Аннушка с помертвевшим лицом прибегала к нему в кабинет, но он уже не обращал на нее никакого внимания. И вдруг он со всех ног бросился в конюшню, бегом вывел оттуда за недоуздок караковую лошадку и, без седла, прыгнув на ее спину, помчался пустынными полями.
— Адриан, Адриан! — кричал он, настегивая лошадь концом недоуздка.
Он хотел нагнать рабочего, чтобы отнять у него предательскую бумагу. Если работник не отдаст ее добром, он задушит его своими руками.
— Адриан, Адриан! — неистово кричал он, размахивая руками.
Ветер бил ему в лицо и развевал полы люстринового пиджака. Хмурые поля лежали без движения. А он летел все вперед и вперед и кричал:
— Адриан, Адриан!
И вдруг он понял, что ему ни за что не догнать работника. Времени прошло слишком много. Он остановил лошадь и прислушался. Лицо его искривилось. Вдали он услышал звон колокольчика, и он понял, что это едут за ним. Сейчас его поведут в цепи, на позор. Он повернул лошадь обратно и поскакал карьером тою же дорогой. Он толкал лошадь ногами бил ее кулаком по шее, по глазам, между ушей и пытался удесятерить ее силы.
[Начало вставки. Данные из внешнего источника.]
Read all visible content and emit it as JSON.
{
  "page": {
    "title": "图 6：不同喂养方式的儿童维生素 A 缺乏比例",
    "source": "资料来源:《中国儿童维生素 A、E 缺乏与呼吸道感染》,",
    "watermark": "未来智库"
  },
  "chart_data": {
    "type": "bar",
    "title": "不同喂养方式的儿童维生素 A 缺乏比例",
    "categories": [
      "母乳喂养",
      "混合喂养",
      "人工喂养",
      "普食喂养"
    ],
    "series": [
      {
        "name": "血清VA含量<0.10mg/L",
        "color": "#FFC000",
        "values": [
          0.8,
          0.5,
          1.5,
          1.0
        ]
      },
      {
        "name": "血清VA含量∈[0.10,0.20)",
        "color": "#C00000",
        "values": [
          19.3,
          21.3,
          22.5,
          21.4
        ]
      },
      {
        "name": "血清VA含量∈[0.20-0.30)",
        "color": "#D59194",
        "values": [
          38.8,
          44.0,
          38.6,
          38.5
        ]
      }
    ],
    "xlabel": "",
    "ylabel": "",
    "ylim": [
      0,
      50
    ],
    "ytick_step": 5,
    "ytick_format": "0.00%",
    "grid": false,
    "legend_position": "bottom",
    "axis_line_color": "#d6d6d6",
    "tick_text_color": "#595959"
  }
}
Звон колокольчика достигал его слуха и приводил его в ярость. У ворот своей усадьбы он бросил качавшуюся на ногах лошадь и бегом побежал к трегубовскому саду. Через минуту он очутился на берегу Калдаиса, на том месте, где он столкнул в воду Трегубова. Калдаис весь дымился паром и тяжело дышал, как загнанная лошадь. Пересветов огляделся: кругом был мрак, только у его ног колыхалась вода. Он прислушался и услышал звон колокольчика, звеневший уже около его усадьбы. Это привело его в ярость.
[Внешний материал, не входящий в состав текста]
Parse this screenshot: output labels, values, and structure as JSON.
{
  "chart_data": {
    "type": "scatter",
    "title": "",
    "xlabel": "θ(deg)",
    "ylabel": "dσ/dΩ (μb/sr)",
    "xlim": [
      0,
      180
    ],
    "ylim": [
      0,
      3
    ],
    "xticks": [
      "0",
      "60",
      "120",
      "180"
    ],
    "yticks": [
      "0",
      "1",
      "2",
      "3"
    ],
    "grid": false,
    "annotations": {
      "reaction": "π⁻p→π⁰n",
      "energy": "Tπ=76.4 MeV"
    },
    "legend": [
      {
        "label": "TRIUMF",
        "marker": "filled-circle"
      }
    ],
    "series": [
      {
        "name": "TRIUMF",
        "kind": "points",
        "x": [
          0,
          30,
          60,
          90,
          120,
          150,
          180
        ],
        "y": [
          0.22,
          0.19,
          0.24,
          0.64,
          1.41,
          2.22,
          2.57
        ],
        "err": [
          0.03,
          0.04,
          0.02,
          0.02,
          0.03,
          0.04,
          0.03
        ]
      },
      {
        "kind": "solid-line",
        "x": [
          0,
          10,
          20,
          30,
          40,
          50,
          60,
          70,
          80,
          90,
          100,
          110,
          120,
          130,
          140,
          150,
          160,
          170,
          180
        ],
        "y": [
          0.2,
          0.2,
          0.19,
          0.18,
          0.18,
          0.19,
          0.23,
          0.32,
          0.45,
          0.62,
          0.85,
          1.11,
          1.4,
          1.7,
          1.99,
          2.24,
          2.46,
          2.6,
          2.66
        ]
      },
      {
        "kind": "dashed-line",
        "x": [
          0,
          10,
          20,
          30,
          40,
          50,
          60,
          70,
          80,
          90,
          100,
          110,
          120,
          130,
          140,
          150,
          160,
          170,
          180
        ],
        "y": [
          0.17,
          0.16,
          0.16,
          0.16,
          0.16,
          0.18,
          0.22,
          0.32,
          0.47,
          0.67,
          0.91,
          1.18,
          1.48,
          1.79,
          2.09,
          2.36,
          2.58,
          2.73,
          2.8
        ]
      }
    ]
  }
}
— Настя, Настенька! — внезапно крикнул он во весь голос.
Но ему откликнулся только звон колокольчика.
Пересветов скорчился как от удара плети. В ярости он сорвал с себя пиджак; и тут его взор упал на камень с тонким перехватом посредине, похожий на гирю, которыми упражняются гимнасты. Он расстегнул пояс, стягивавший его шаровары, и, схватив этот камень, пристегнул его ремнем к животу. Он боялся, что у него не хватит сил пойти ко дну.
— Настенька, — снова позвал он жалобно, поводя вокруг мутными глазами.
Его лицо почернело. Он ждал ее. Если бы она пришла, он пристегнул бы и ее к своему ремню, чтобы идти ко дну вместе. Но она не шла. В последний раз он услышал звон колокольчика у себя в усадьбе и, зажмурив глаза, прыгнул в омут. Его тело стало погружаться в воду. Калдаис хлестнул в его лицо мутной волною. Он хотел было крикнуть «Настя», а крикнул:
— Прохор!.. Прохор Егорыч!..
Он тихо пошел ко дну. Однако, макушка его головы еще долго виднелась над поверхностью, и Калдаис играл его волосами, как кистью камыша. Потом и она исчезла.